V&R loves Roger Caillois! His work on games adds to the reflections of Huizinga (V&R Chapter 6), which I think analytically potent.
Whilst Huizinga dwells on the attributes an activity must have to be a game, Caillois thinks about the classification of games. He identifies four: competition, chance, mimickry, and vertigo. These categories, respectively, include boxing, roulette, dress-ups, and waltzing, as examples.
As we derive our moral and legal language from games, e.g. “that crosses the line,” Huizinga thinks that games build civilization. Caillois agrees, but adds a caution that classification reveals two different kinds of civilizations.

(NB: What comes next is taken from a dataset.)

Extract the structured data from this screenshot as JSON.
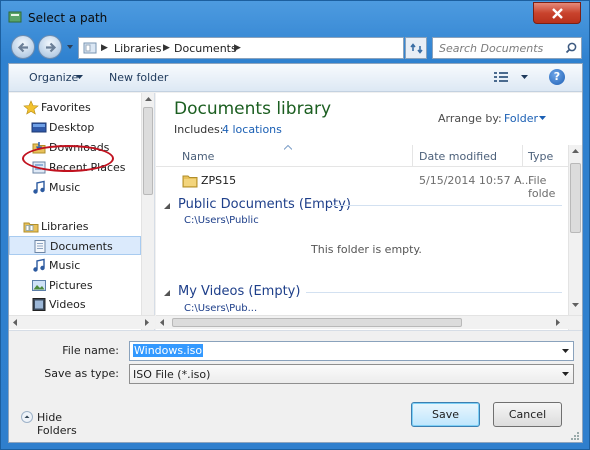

The first is Roman or Assyrian: the games and civilizations marked by order, symmetry, balance, and regularity. The second is Dionysian: games and civilizations marked by pantomime and ecstasy (Man, Play, and Games, p. 87). These two kinds of civilization don’t play well together: Caillois hints that games with too hefty a dose of vertigo are unsustainable in our Roman civilization. I think this is right: think only of the market panic of 2008 to see how destructive toying with vertigo is inside an otherwise Assyrian sensibility.
A number of scenes from Margin Call play upon this well: https://www.youtube.com/watch?v=W7Jqwpnw9Lo
There is a curiosity, though. Smith argues that the economy is driven by mimickry. The desire to be the object of others’ sympathy – to be an object of their regard – is our heart’s desire, and the foundation of both morals and commerce. This suggest that the great theorist of the Scottish Enlightenment is a Dionysian and that we are not quite the heirs of Rome that Caillois takes us to be.
However, Smith does argue that mimickry revolves around complex systems. I bear in my dominant hand an iPhone – a complex system – because you do. Identity and community (sympathy) are rooted in the elaborate symmetries with which we adorn ourselves: watches, bags, shoes, clothes, glasses, etc.
Using Caillois’s typology, in commercial life, the Roman has the dominant hand, as it dictates the nodes around which mimickry happens. Nonetheless, Smith’s work suggests there is a very significant presence of the Dionysian in commercial civilisations. Fashion is a prime example.
It’s certainly interesting to think of Smith as a theorist mining the respective potencies of the two civilizational types. Does this blending of types explain the resilience and reach of commercial life?